Le mouvement chinois #MeToo fait son entrée au tribunal


BEIJING: Une affaire de harcèlement sexuel contre une puissante personnalité des médias chinois a débuté mercredi à Pékin, son accusateur la qualifiant de moment majeur dans le pays encore jeune Mouvement #MeToo.
Zhou Xiaoxuan, aujourd’hui âgée de 27 ans, a déclenché une tempête sur les réseaux sociaux en 2018 après avoir accusé l’éminent animateur de télévision Zhu Jun de l’avoir tâtonnée et de l’avoir embrassée de force alors qu’elle était stagiaire à la chaîne publique CCTV.
Le tout premier code civil chinois – adopté en mai – a élargi la définition du harcèlement sexuel, mais de nombreuses femmes hésitent encore à se manifester et il est rare que des affaires comme celle-ci soient portées devant les tribunaux.
« Je suis très nerveuse », a-t-elle déclaré à l’AFP mercredi avant l’audience. « Mais que nous gagnions ou perdions l’affaire, cela a un sens. »
« Si nous perdons, cela permet au moins aux questions que nous avons soulevées de rester dans l’histoire. Quelqu’un devra nous donner une réponse. »

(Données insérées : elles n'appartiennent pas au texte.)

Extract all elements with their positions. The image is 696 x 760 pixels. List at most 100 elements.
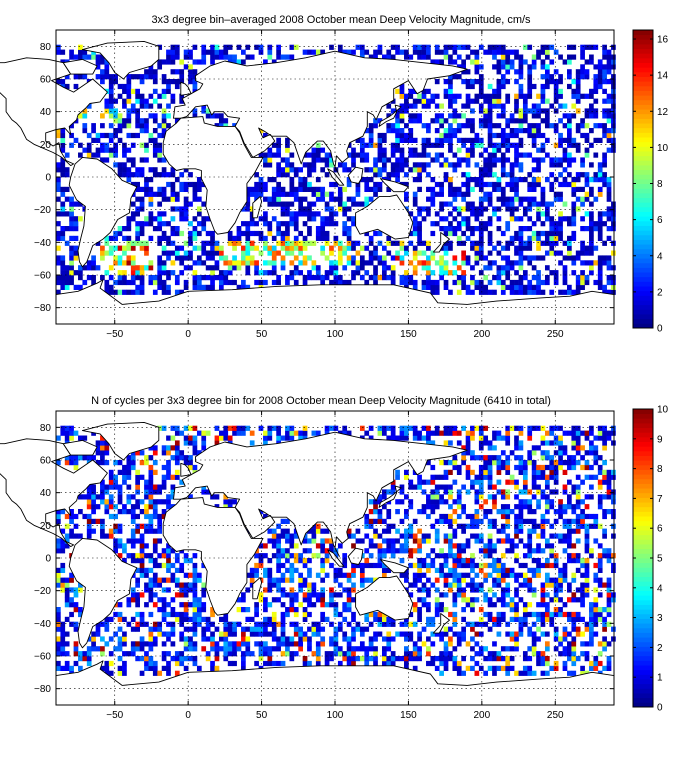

Zhou a déclaré qu’elle s’était retrouvée seule dans un vestiaire avec Zhu en 2014 et qu’il l’avait pelotée après lui avoir demandé si elle voulait continuer à travailler pour la chaîne après son stage.
Zhu est un ancien hôte du gala annuel de la Fête du Printemps du pays – l’une des émissions de télévision les plus regardées au monde – et d’autres événements de diffusion majeurs.
Il a nié les allégations et lancé son propre procès en l’accusant de porter atteinte à sa réputation.
Mercredi, il y avait une centaine de supporters devant le tribunal, certains brandissant des banderoles portant la mention «#MeToo» ou «Nous nous opposons au harcèlement sexuel».
Une supporter, Lucy Lu, a déclaré à l’AFP: « Quoi qu’il arrive, nous pensons qu’elle est très courageuse ».
Zhou a fondu en larmes alors qu’elle s’adressait à ses partisans avant le procès, en leur disant: «Nous pouvons être joyeux ou nous risquons de subir des revers. Mais s’il vous plaît, ne prenez pas mes revers au cœur.
« Nous devons croire que même si l’histoire se répète, les choses vont définitivement progresser », a-t-elle déclaré.
Mais il y a eu de violentes échauffourées à l’extérieur de la salle d’audience alors que les partisans ont protesté lorsque la police est entrée, a dit à la foule de déposer leurs banderoles et a emmené et détenu des journalistes étrangers, y compris l’AFP.
Le dossier de Zhou contre Zhu a été initialement déposé sous le « droits de la personnalité« loi – couvrant les droits relatifs à la santé et au corps d’un individu – mais ses avocats ont demandé qu’elle soit considérée dans le cadre de la nouvelle législation.
Elle faisait partie d’une vague de personnes qui se sont manifestées en 2018 lorsqu’un mouvement émergent #MeToo a secoué la Chine.
Lorsqu’elle a initialement signalé le cas à la police, elle a dit qu’on lui avait dit que le fait de s’exprimer affecterait l’image du radiodiffuseur public où Zhu travaillait et blesserait les sentiments de ceux qui l’admiraient.
« Ces (expériences) vous donnent l’impression que votre existence est très insignifiante », a-t-elle déclaré à l’AFP.
« Les dommages réels infligés à votre corps ne peuvent même pas être comparés à la renommée et au pouvoir illusoires de l’autre partie. »
De nombreuses femmes hésitent à s’exprimer dans la société conservatrice chinoise, où les victimes peuvent également être blâmées.
Mais Zhou n’a aucun regret d’avoir lancé l’affaire et dit que même si elle échoue, elle espère que cela encouragera davantage de femmes à s’exprimer.
« Même si je devais recommencer l’expérience, je ne le regrette pas. Dans ce processus, j’ai développé un lien émotionnel avec de nombreuses femmes et hommes qui ont vécu des expériences similaires », a-t-elle déclaré.
« Je pense que tout cela est toujours significatif. »
Bien que le mouvement chinois #MeToo ait été limité par la censure en ligne et le renforcement du contrôle de l’État sur la société civile, plusieurs personnes bien connues ont été critiquées pour des allégations d’inconduite sexuelle, y compris l’ancien chef de l’association bouddhiste dirigée par le gouvernement.
L’avocat Lu Xiaoquan a déclaré à l’AFP que bien que les litiges concernant le harcèlement sexuel puissent désormais être portés devant les tribunaux, « avoir ces lois ne peut pas fondamentalement changer les difficultés auxquelles sont confrontées les victimes de harcèlement sexuel ».